For RGB array output (e.g. SB3's `VecVideoRecorder`):

```python
env = TradingEnv(..., render_mode='rgb_array')
frame = env.render()  # → ndarray of shape (h, w, 3)
```

> Heads up: rendering is slow. For training, leave it off
> (`render_mode='human'` is the default but you don't have to *call*
> `render()`) and only render during evaluation.

## Common pitfalls

- **Sparse reward**: the default reward only fires on bars where a
  trade closes. Long episodes with no closures train poorly.

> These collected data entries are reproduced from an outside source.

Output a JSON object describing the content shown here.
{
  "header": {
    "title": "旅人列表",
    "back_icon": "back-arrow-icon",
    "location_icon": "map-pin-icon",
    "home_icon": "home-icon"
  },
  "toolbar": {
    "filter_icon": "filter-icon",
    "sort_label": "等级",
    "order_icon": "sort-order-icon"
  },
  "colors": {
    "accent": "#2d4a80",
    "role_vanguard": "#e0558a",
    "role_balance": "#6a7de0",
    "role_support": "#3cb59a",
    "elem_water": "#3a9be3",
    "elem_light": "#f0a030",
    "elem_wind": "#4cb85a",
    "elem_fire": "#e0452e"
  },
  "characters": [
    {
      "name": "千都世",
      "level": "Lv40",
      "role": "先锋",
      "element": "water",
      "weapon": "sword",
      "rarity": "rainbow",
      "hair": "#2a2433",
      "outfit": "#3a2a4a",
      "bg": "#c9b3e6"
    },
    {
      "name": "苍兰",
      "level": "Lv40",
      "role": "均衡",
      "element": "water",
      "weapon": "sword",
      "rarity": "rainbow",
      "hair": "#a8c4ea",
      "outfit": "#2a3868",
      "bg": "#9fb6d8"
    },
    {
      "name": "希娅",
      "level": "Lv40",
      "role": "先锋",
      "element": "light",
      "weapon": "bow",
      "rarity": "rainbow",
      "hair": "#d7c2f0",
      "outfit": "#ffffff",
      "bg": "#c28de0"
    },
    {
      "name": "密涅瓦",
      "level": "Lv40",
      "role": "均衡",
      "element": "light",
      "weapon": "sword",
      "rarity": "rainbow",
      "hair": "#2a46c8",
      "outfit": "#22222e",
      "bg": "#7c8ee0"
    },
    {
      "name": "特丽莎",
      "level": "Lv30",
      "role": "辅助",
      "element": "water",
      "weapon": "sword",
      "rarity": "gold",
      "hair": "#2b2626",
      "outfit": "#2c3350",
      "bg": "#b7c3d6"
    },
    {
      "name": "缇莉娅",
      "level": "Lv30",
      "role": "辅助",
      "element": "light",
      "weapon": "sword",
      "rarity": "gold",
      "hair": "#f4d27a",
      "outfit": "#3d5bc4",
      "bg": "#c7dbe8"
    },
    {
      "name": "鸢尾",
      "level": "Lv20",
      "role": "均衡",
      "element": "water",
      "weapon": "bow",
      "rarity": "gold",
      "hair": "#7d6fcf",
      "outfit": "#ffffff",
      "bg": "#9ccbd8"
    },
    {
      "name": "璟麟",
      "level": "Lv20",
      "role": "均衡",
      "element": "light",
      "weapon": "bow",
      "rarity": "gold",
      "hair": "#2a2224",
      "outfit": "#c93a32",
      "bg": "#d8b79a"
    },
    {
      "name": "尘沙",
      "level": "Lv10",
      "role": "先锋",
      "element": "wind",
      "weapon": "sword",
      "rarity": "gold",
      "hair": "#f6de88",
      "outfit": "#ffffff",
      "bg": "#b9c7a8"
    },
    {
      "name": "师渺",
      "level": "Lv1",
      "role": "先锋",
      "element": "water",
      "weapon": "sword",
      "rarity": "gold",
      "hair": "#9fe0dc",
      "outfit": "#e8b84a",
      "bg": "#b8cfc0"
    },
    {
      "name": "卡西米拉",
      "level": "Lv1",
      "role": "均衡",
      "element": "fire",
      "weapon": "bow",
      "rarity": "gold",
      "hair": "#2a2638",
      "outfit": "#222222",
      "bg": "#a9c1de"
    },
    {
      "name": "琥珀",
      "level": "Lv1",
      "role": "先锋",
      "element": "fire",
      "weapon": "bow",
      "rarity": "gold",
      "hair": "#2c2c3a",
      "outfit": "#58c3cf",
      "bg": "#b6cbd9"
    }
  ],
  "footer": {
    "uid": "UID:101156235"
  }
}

Either
  use an equity-based reward (see
  [Customizing Trading Environment](customize_environment.md)) or shorten
  episodes so end-of-episode auto-closure provides regular signal.
- **Indicators with NaN at start**: any column you add to `data` is
  observed as-is. NaN in the observation crashes most policies. Drop
  the warmup rows with `data.dropna(inplace=True)` after computing
  indicators.
- **Action / observation drift**: if you change schemes mid-experiment
  and load an old model, you'll get shape mismatches. Save model and
  scheme together when you're going to load.